(i) To find the probability that a boy weighs more than 65 kg, we standardize the value:

\(P(X > 65) = P\left( Z > \frac{65 - 61.4}{12.3} \right) = P(Z > 0.2927)\)

Using the standard normal distribution table, \(P(Z > 0.2927) = 1 - 0.6153 = 0.385\).

(ii) We know \(P(X < 65) = 0.6153\), so \(P(65 < X < k) = 0.25\).

Thus, \(P(X < k) = 0.25 + 0.6153 = 0.8653\).

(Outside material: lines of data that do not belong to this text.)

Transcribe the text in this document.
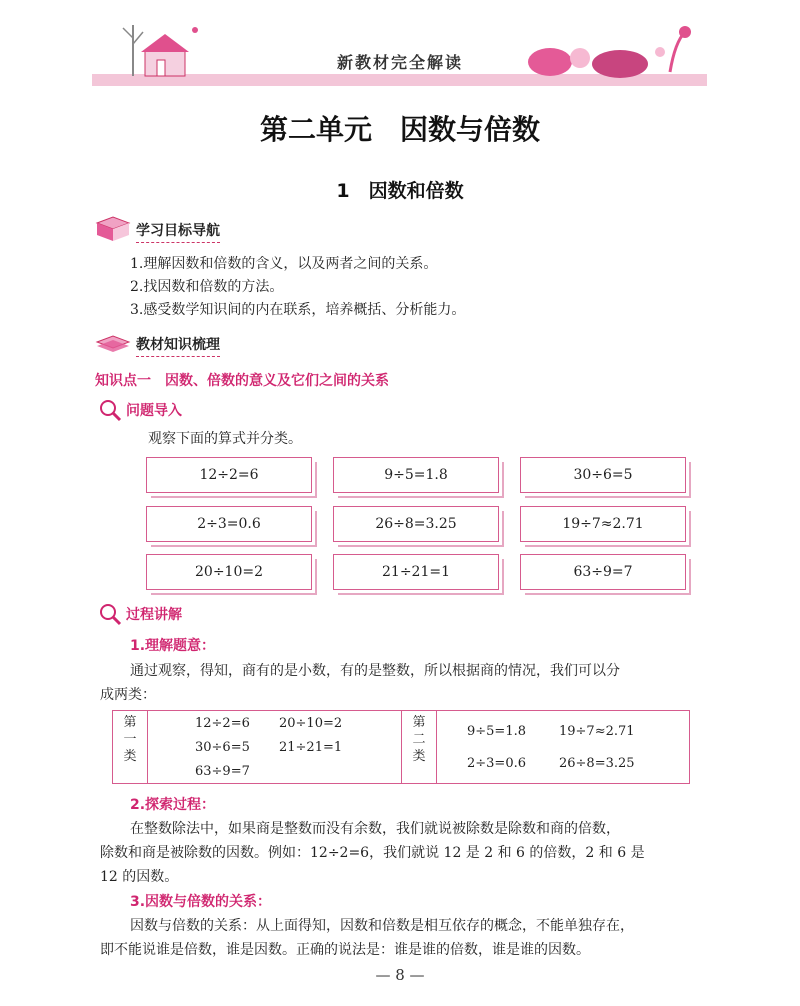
新教材完全解读
第二单元　因数与倍数
1　因数和倍数
学习目标导航
1.理解因数和倍数的含义，以及两者之间的关系。
2.找因数和倍数的方法。
3.感受数学知识间的内在联系，培养概括、分析能力。
教材知识梳理
知识点一　因数、倍数的意义及它们之间的关系
问题导入
观察下面的算式并分类。
12÷2=6	9÷5=1.8	30÷6=5
2÷3=0.6	26÷8=3.25	19÷7≈2.71
20÷10=2	21÷21=1	63÷9=7
过程讲解
1.理解题意：
通过观察，得知，商有的是小数，有的是整数，所以根据商的情况，我们可以分
成两类：
第
一
类
12÷2=6 20÷10=2
30÷6=5 21÷21=1
63÷9=7
第
二
类
9÷5=1.8	19÷7≈2.71
2÷3=0.6	26÷8=3.25
2.探索过程：
在整数除法中，如果商是整数而没有余数，我们就说被除数是除数和商的倍数，
除数和商是被除数的因数。例如：12÷2=6，我们就说 12 是 2 和 6 的倍数，2 和 6 是
12 的因数。
3.因数与倍数的关系：
因数与倍数的关系：从上面得知，因数和倍数是相互依存的概念，不能单独存在，
即不能说谁是倍数，谁是因数。正确的说法是：谁是谁的倍数，谁是谁的因数。
— 8 —
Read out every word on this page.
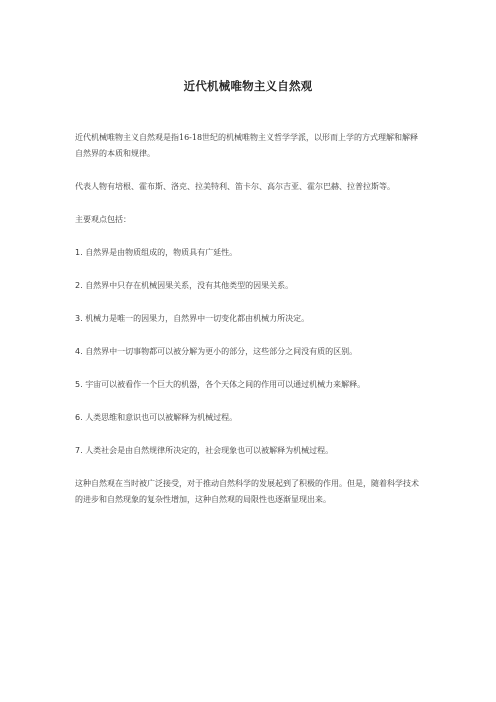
近代机械唯物主义自然观

近代机械唯物主义自然观是指16-18世纪的机械唯物主义哲学学派，以形而上学的方式理解和解释自然界的本质和规律。

代表人物有培根、霍布斯、洛克、拉美特利、笛卡尔、高尔吉亚、霍尔巴赫、拉普拉斯等。

主要观点包括：

1. 自然界是由物质组成的，物质具有广延性。
2. 自然界中只存在机械因果关系，没有其他类型的因果关系。
3. 机械力是唯一的因果力，自然界中一切变化都由机械力所决定。
4. 自然界中一切事物都可以被分解为更小的部分，这些部分之间没有质的区别。
5. 宇宙可以被看作一个巨大的机器，各个天体之间的作用可以通过机械力来解释。
6. 人类思维和意识也可以被解释为机械过程。
7. 人类社会是由自然规律所决定的，社会现象也可以被解释为机械过程。

这种自然观在当时被广泛接受，对于推动自然科学的发展起到了积极的作用。但是，随着科学技术的进步和自然现象的复杂性增加，这种自然观的局限性也逐渐显现出来。
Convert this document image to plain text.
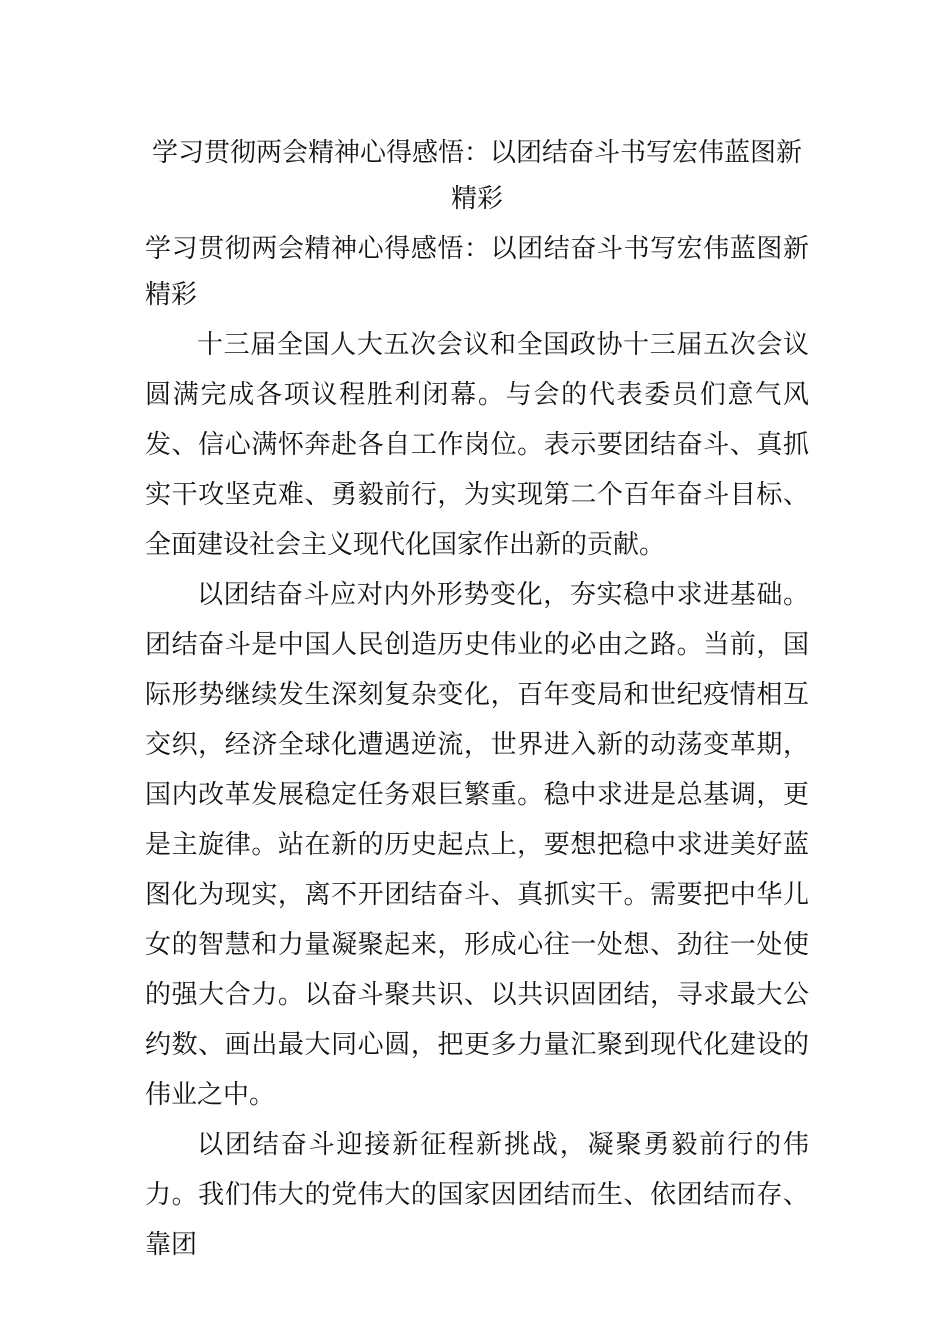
学习贯彻两会精神心得感悟：以团结奋斗书写宏伟蓝图新精彩

学习贯彻两会精神心得感悟：以团结奋斗书写宏伟蓝图新精彩

十三届全国人大五次会议和全国政协十三届五次会议圆满完成各项议程胜利闭幕。与会的代表委员们意气风发、信心满怀奔赴各自工作岗位。表示要团结奋斗、真抓实干攻坚克难、勇毅前行，为实现第二个百年奋斗目标、全面建设社会主义现代化国家作出新的贡献。

以团结奋斗应对内外形势变化，夯实稳中求进基础。团结奋斗是中国人民创造历史伟业的必由之路。当前，国际形势继续发生深刻复杂变化，百年变局和世纪疫情相互交织，经济全球化遭遇逆流，世界进入新的动荡变革期，国内改革发展稳定任务艰巨繁重。稳中求进是总基调，更是主旋律。站在新的历史起点上，要想把稳中求进美好蓝图化为现实，离不开团结奋斗、真抓实干。需要把中华儿女的智慧和力量凝聚起来，形成心往一处想、劲往一处使的强大合力。以奋斗聚共识、以共识固团结，寻求最大公约数、画出最大同心圆，把更多力量汇聚到现代化建设的伟业之中。

以团结奋斗迎接新征程新挑战，凝聚勇毅前行的伟力。我们伟大的党伟大的国家因团结而生、依团结而存、靠团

Find the z-value for 0.8653: \(z = 1.105\).

Standardize: \(1.105 = \frac{k - 61.4}{12.3}\).

Solve for \(k\): \(k = 1.105 \times 12.3 + 61.4 = 75.0\).

(iii) For Brigville, use the z-values for the given probabilities:

\(2.326 = \frac{97.2 - \mu}{\sigma}\) and \(-0.44 = \frac{55.2 - \mu}{\sigma}\).

Solve these simultaneous equations to find \(\mu\) and \(\sigma\):

From \(2.326\sigma = 97.2 - \mu\) and \(-0.44\sigma = 55.2 - \mu\),

Eliminate \(\mu\) to find \(\sigma = 15.2\).

Substitute back to find \(\mu = 61.9\).